この春、「これから何者にでもなれる」と自分自身に無限の可能性を抱き、新たな目標に向かってスタートを切った人も多いのではないでしょうか。

 しかし遺伝子によって可能性はあらかじめ決まっています。遺伝とはそれほど人生に影響を及ぼすものなのです。

 では私たちは自分の人生をどう捉えたらいいのか。

 行動遺伝学者である安藤寿康氏が「遺伝」がわれわれの人生に与える影響について解説したコンテンツ(書籍『子どもにとって親ガチャとは』(シンクロナス新書))より「環境と遺伝」の関係を全三回でご紹介します。(第二回)

オイディプス王の予言の話

 ギリシャ悲劇の傑作にソポクレス(紀元前497~406頃)の『オイディプス王』という作品があります。
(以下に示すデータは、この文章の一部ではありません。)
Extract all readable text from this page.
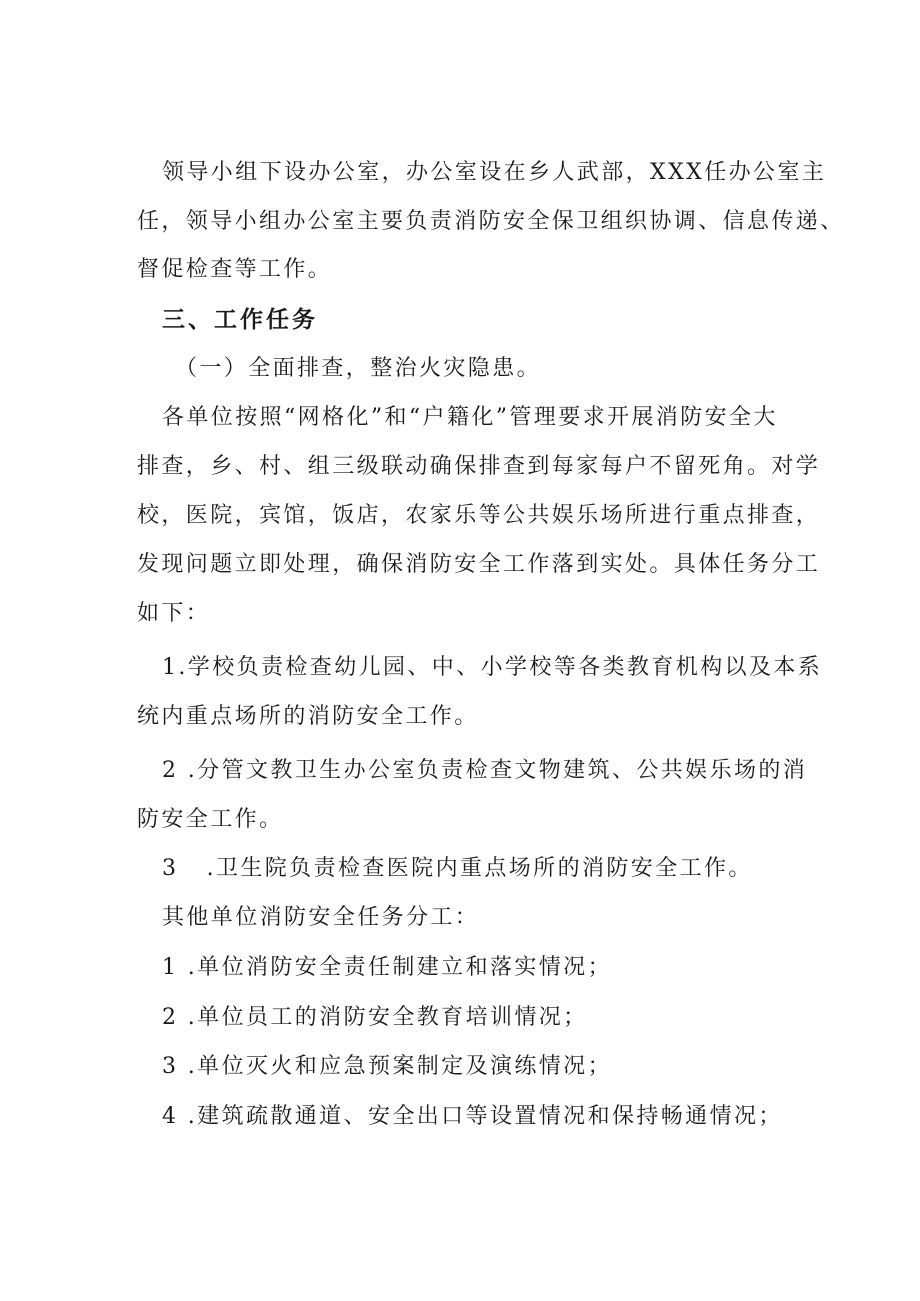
领导小组下设办公室，办公室设在乡人武部，XXX任办公室主
任，领导小组办公室主要负责消防安全保卫组织协调、信息传递、
督促检查等工作。
三、工作任务
（一）全面排查，整治火灾隐患。
各单位按照“网格化”和“户籍化”管理要求开展消防安全大
排查，乡、村、组三级联动确保排查到每家每户不留死角。对学
校，医院，宾馆，饭店，农家乐等公共娱乐场所进行重点排查，
发现问题立即处理，确保消防安全工作落到实处。具体任务分工
如下：
1.学校负责检查幼儿园、中、小学校等各类教育机构以及本系
统内重点场所的消防安全工作。
2 .分管文教卫生办公室负责检查文物建筑、公共娱乐场的消
防安全工作。
3   .卫生院负责检查医院内重点场所的消防安全工作。
其他单位消防安全任务分工：
1 .单位消防安全责任制建立和落实情况；
2 .单位员工的消防安全教育培训情况；
3 .单位灭火和应急预案制定及演练情况；
4 .建筑疏散通道、安全出口等设置情况和保持畅通情况；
 テーバイという国の王・ラーイオスが、いずれは子どもに殺されるという予言を受けて生まれたばかりの息子の殺害を命じますが、息子は生き延びます。そしてその子・オイディプスは父親と知らないまま予言通りにラーイオスを殺し、その后であり実母であるイオカステを知らぬままに妻に娶ってテーバイの王として君臨します。国は乱れ、先代王の殺害犯が災いをもたらしているとの神託を受けたオイディプスは捜査を開始します。そして、その殺害犯こそは自分自身だったことを知る、という物語です。

 私の知人であるユリア・コバスというイギリスの遺伝学研究者が2021年に『Oedipus Rex in the Genomic Era』(ゲノム時代のオイディプス物語)という本を出しました。ゲノムとは、遺伝子(gene)と染色体(chromosome)を合成した用語で、DNAのすべての遺伝情報のことを指します。

 そして、『Oedipus Rex in the Genomic Era』では、遺伝子を調べることによって人それぞれの人生を予測するということも可能になった、ということが明らかにされています。

 多数の遺伝子、正確には遺伝子を構成しているDNA塩基配を何百万人の人の何百万箇所について調べると、個人の体質や病気へのかかりやすさの遺伝的可能性を得点化することができます。これを「ポリジェニックスコア」といい、このポリジェニックスコアを使って病気や体質だけでなく学歴に関しても、この人はどのレベルまで行くかということが、実際にある程度予測できてしまうようになりました。